After stating the case: Chapter 350, Laws 1901, prohibits the manufacture or sale of spirituous liquors in the county of Pender, and chapter 498, Laws 1903, makes the place of delivery of such whiskey in said county the place of sale. Section 2080, Revisal of 1905, which extends and applies this last regulation to forty-seven counties in the State, and to certain townships in some additional counties, does not include the county of Pender, and might probably have the effect of repealing the local law just referred to but for the express provision elsewhere found in the Revisal itself (section 5458), to the effect that the Revisal shall not repeal any act prohibiting or regulating the sale of liquors in any particular section of the State, etc.

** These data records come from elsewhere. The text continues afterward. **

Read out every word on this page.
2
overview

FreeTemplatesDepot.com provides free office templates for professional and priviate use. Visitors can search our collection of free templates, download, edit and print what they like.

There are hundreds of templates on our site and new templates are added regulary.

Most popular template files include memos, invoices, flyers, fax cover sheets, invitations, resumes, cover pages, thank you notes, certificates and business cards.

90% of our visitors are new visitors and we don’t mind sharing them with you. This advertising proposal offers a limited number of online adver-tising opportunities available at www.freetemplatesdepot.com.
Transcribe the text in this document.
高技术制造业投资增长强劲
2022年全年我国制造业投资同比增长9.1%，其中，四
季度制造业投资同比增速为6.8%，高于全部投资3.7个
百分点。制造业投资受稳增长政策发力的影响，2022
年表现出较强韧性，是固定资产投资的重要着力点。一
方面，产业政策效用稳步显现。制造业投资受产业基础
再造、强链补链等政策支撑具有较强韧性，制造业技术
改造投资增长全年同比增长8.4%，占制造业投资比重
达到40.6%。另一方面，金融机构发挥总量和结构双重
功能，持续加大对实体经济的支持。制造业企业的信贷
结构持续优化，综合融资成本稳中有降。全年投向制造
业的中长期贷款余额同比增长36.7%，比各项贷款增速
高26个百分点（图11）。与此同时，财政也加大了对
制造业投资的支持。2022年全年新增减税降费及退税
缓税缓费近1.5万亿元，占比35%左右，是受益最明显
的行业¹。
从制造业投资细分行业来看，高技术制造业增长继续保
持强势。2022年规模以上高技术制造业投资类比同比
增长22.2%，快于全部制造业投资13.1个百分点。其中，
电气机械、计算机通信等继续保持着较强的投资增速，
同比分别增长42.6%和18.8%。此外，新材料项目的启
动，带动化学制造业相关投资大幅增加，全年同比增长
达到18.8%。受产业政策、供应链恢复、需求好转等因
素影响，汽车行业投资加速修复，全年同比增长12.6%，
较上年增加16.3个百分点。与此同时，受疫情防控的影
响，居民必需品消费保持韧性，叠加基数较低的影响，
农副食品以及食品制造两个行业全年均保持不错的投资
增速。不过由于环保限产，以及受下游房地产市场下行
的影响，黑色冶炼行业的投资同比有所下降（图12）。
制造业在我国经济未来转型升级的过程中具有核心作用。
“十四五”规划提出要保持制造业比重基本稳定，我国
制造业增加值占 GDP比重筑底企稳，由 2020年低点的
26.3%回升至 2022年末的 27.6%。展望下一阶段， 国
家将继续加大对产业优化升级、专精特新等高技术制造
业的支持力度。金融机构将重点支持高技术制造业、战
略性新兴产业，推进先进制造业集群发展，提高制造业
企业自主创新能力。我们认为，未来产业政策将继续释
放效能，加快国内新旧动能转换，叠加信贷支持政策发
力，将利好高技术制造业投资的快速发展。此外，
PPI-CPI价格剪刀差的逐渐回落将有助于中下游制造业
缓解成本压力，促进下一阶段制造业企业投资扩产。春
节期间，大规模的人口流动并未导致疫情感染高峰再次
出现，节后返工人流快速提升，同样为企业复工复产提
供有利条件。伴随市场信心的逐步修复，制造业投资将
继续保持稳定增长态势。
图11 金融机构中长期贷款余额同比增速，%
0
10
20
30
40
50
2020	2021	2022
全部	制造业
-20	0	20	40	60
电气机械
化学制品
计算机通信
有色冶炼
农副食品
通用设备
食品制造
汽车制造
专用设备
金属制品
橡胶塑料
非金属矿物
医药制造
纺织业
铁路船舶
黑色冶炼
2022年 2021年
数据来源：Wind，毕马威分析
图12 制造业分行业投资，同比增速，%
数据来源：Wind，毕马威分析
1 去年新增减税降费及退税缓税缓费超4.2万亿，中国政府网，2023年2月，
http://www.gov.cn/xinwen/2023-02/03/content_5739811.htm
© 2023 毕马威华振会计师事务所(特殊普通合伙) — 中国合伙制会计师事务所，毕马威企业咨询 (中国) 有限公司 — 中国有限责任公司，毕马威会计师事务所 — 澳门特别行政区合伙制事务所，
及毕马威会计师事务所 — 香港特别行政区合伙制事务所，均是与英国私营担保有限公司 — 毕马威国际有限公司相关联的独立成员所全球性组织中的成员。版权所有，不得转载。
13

We have it, then, that the sale of liquors is unlawful within the county of Pender, and the further statutory regulation that the place of delivery of whiskey within said county shall be the place of sale. The validity of this regulation, popularly known as the "Anti-jug Law," has *Page 305 
been upheld with us by direct adjudication (S. v. Patterson, 134 N.C. 612), and the decision on this question, we think, is well considered. We see no reason, as a general proposition, why the Legislature cannot make the place of delivery the place of sale as to all        (421) contracts entered into after the enactment of such a law; and certainly a statute of this kind is valid to the extent required for the proper exercise of the police power, as here. Page on Contracts, sec. 1778; Freund on Police Power, sec. 499; S. v. Goss, 59 Vt. 266. In Page on Contracts it is said: "The power to regulate contracts is at least as wide as the police power, and has been assumed to be the same thing." And in Freund, sec. 499: "The liberty of contracts yields readily to any of the acknowledged purposes of the police power." This, then, being a valid regulation, we think the evidence, if believed, shows a clear case of guilt on the part of the defendant; and the court was right in refusing to give the defendant's prayer for instruction. The testimony tended to establish that there was a sale of whiskey by Sternberger Bros., of Wilmington, N.C. to Solicitor Jones, the person named in the bill of indictment, completed by delivery at and in Pender County, and that defendant aided and abetted such unlawful sale, in taking the orders, procuring the whiskey, and having same delivered to the purchaser, as charged in the bill of indictment. S. v. Johnston, 139 N.C. 640. There is
No error.
Cited: Vinegar Co. v. Hawn, 149 N.C. 356; S. v. Burchfield, ib., 541;S. v. Allen, 161 N.C. 234; S. v. Wilkerson, 164 N.C. 449; S. v.Cardwell, 166 N.C. 316; S. v. Bailey, 168 N.C. 171, 172.